What does it look like when someone in Harper’s community steps out of line? What does this fear and drive to appease their parents come from? I think I could speak much better to these ideas growing up queer in a religious and immigrant household; the sense of debt that is held over your head that your parents sacrificed to give you space in a new country. 

Abby and Harper stay together because of course, this is a feel-good holiday movie. For me, the resolution feels contrived and lacking in depth. 

It is not to say that couples need to be “out” to their families to be successfully happy, but rather truth is the guiding spirit in all relationships. Harper continually lies to Abby and refuses to stand up for her in the moments that matter the most before she is “outed,” and not by her own choice.

When the movie ends, the characters remain static. Abby, the adoring girlfriend, forgives Harper of all wrongdoings, and Harper realizes in her desperation to be loved and adored by everyone, she can’t lose the one person who prioritizes her the most. 
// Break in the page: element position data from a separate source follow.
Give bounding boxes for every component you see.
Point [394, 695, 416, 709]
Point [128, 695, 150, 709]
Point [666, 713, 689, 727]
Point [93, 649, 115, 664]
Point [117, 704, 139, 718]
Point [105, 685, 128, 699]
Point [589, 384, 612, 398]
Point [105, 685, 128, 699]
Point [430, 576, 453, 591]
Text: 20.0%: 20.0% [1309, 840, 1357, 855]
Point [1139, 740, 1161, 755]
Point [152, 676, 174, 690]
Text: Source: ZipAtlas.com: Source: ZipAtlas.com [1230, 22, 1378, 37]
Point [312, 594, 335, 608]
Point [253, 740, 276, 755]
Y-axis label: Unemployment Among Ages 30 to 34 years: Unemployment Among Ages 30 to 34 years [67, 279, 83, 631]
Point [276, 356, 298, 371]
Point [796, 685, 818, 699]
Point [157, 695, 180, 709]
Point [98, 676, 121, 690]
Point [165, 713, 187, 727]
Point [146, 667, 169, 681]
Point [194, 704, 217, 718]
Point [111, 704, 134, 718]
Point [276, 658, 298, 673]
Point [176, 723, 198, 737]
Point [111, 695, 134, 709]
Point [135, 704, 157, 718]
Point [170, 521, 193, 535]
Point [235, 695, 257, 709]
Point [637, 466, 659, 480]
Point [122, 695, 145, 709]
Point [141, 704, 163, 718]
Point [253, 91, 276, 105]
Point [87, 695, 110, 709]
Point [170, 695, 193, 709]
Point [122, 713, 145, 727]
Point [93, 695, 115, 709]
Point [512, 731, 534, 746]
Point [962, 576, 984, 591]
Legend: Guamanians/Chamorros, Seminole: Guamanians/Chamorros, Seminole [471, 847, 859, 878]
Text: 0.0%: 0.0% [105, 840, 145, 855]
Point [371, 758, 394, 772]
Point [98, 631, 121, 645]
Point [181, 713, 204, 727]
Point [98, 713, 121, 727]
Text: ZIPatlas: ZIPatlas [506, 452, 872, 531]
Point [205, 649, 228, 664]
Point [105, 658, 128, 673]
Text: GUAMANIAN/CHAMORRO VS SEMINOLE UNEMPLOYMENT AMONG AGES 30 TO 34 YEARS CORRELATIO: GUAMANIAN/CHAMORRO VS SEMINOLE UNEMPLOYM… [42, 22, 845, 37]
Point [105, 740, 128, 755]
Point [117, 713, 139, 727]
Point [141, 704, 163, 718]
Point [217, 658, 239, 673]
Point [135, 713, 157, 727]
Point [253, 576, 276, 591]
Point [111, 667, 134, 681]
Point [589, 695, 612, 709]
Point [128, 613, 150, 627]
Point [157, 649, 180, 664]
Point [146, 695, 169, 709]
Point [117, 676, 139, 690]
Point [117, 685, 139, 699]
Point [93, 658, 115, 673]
The scenes arrive predictably, but the strongest moment is when Daniel Levy playing John offers Abby insight on the stage Harper might be in her ability to be comfortable in sharing her identity with others. It’s a heartwarming scene where he emphasizes that everyone’s coming out story is different but Harper still loves Abby even if Harper isn’t ready to come out and tell everyone. 

All in all, what would have topped this movie off is if Kristen Stewart eloped with Aubrey Plaza, who plays Harper’s other ex, Riley. Riley is the emotional support throughout and I think it’s fair to say I endured the entire movie only to hear Aubrey Plaza’s lines.